What would you say to youth—high school, college, or university youth—who are now at the age you were at in the late 1980s? What would you like to tell them about sports and athletics?

SB: Well, I honestly believe it’s important in life to find something that you love doing. And if that’s sports, so be it; if that’s sewing, so be it. Just find what you love and serve your Lord. I would also say, “Don’t allow others and your circumstances to determine who you are.” You determine that for yourself. Set goals, and don’t be ashamed to change those goals once in a while. Set lofty goals, but don’t be afraid to modify those goals.

Amen. On the other side, are there some principles that good athletes could never afford to forget?

SB: A lot of people probably think that most athletes think about the great things that they did, such as the medals they’ve won, the races they’ve won, the prize money. But I’ll let you in on a little secret: most athletes who really care about themselves and really have a sense of being a good athlete—they remember the failures.

Huh?

SB: As strange as that is, I can vividly remember my failures; I can remember that touchdown pass that I dropped, or that basket I missed at the end. And I think, I can’t believe I missed that shot. You might have scored 30 points that game, but what you remember is I can’t believe I missed that shot.
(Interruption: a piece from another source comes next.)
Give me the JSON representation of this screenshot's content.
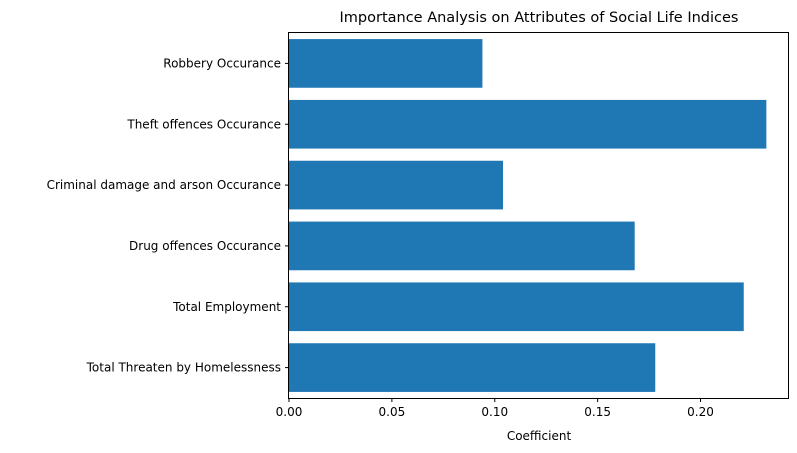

Those are the things that most athletes actually remember.

So what happens if you forget the shots you missed?

SB: Well, I think that if you forget those, then you fail. You honestly do. You need to think, If I’m in that situation again, this is what I’ll have to do to do better. And it’s probably like that for everyone in every job. Is it not? You remember the scenarios that you didn’t succeed in, but you do your best to make sure that if it happens again, you’ll know what you’re going to do to make it better.

You’re not a current Olympian. What, from those days, do you still hold before you always? SB: For me personally, it’s not the medals, it’s not the winning. It’s the relationships that you developed, the people that you have influenced in a good way. I remember that when I was an athlete, the guys were always on me: “Sheridon, you never go out with us. Why don’t you go out with us? You don’t drink. Why don’t you drink? You don’t eat pork. Why don’t you eat pork?” And I just talked to them about those things and talked about my religion and influenced them in whatever way that I could. Those are the little things that I remember. We won a lot of medals. We were very successful, though I didn’t win any Olympic medals.
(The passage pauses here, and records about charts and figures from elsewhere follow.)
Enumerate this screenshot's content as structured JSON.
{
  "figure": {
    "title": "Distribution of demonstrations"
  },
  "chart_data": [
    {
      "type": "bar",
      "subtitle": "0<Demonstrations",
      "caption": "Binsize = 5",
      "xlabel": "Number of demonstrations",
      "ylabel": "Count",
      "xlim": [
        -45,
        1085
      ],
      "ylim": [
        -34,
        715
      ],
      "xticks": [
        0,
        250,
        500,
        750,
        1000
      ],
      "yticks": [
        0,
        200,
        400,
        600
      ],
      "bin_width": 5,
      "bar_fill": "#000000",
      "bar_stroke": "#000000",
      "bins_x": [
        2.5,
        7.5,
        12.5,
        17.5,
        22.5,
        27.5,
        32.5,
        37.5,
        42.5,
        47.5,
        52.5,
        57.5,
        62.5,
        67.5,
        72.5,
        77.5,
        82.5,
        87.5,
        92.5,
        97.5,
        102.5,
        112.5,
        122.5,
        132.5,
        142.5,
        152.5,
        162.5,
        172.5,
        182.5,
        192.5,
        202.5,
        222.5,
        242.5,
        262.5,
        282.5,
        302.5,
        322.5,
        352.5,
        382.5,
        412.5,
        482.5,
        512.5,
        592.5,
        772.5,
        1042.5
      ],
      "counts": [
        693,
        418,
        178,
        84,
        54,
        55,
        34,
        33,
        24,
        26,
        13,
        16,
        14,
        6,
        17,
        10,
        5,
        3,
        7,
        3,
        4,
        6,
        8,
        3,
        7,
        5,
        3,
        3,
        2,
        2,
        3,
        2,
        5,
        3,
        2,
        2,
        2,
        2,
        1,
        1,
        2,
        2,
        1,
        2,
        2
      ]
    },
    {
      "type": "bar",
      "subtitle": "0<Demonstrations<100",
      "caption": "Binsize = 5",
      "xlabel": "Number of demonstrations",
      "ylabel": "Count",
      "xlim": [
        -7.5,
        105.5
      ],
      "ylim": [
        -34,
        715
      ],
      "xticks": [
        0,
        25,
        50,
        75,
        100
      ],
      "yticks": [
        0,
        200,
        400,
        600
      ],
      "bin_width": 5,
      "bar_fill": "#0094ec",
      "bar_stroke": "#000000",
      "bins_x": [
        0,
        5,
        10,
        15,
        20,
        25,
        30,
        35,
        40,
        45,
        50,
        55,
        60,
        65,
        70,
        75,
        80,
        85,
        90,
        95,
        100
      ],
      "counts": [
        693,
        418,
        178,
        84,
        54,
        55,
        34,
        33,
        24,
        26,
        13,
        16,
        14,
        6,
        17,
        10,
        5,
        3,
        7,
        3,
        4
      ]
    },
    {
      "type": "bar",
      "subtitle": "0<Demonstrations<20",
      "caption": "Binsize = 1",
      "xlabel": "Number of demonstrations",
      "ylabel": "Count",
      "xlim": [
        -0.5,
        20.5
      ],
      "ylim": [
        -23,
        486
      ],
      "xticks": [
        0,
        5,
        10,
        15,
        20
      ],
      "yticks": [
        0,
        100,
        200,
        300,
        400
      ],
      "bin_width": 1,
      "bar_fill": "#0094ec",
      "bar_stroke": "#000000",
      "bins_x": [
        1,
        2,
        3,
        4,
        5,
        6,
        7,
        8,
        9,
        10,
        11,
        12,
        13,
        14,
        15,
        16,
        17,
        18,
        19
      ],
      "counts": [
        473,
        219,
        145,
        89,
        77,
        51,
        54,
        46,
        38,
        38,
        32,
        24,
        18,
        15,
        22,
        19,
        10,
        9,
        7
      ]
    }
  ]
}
You don’t get to the Olympics without winning gold medals.

SB: We won a lot of stuff on the world cup circuit in bobsledding. We went to different countries and competed in a lot of different venues, and that was our circuit. And track and field was the same way. But those things were just not as important as the relationships that I formed over the years. For instance, when I was on the circuit, one of the people who competed was Prince Albert of Monaco. Things like that are what you remember—you know, the camaraderie you had. I don’t miss the training. I don’t miss the hard days. But you miss just hanging out with the fellows and talking.

Isn’t that beautiful, because there’s a lot of that in heaven. We may not be competing to see who finishes the track faster, but we have a lot of time to hang out.

SB: The greatest champion is Jesus. The greatest Teammate lifts all those around Him. The greatest Captain builds an everlasting team.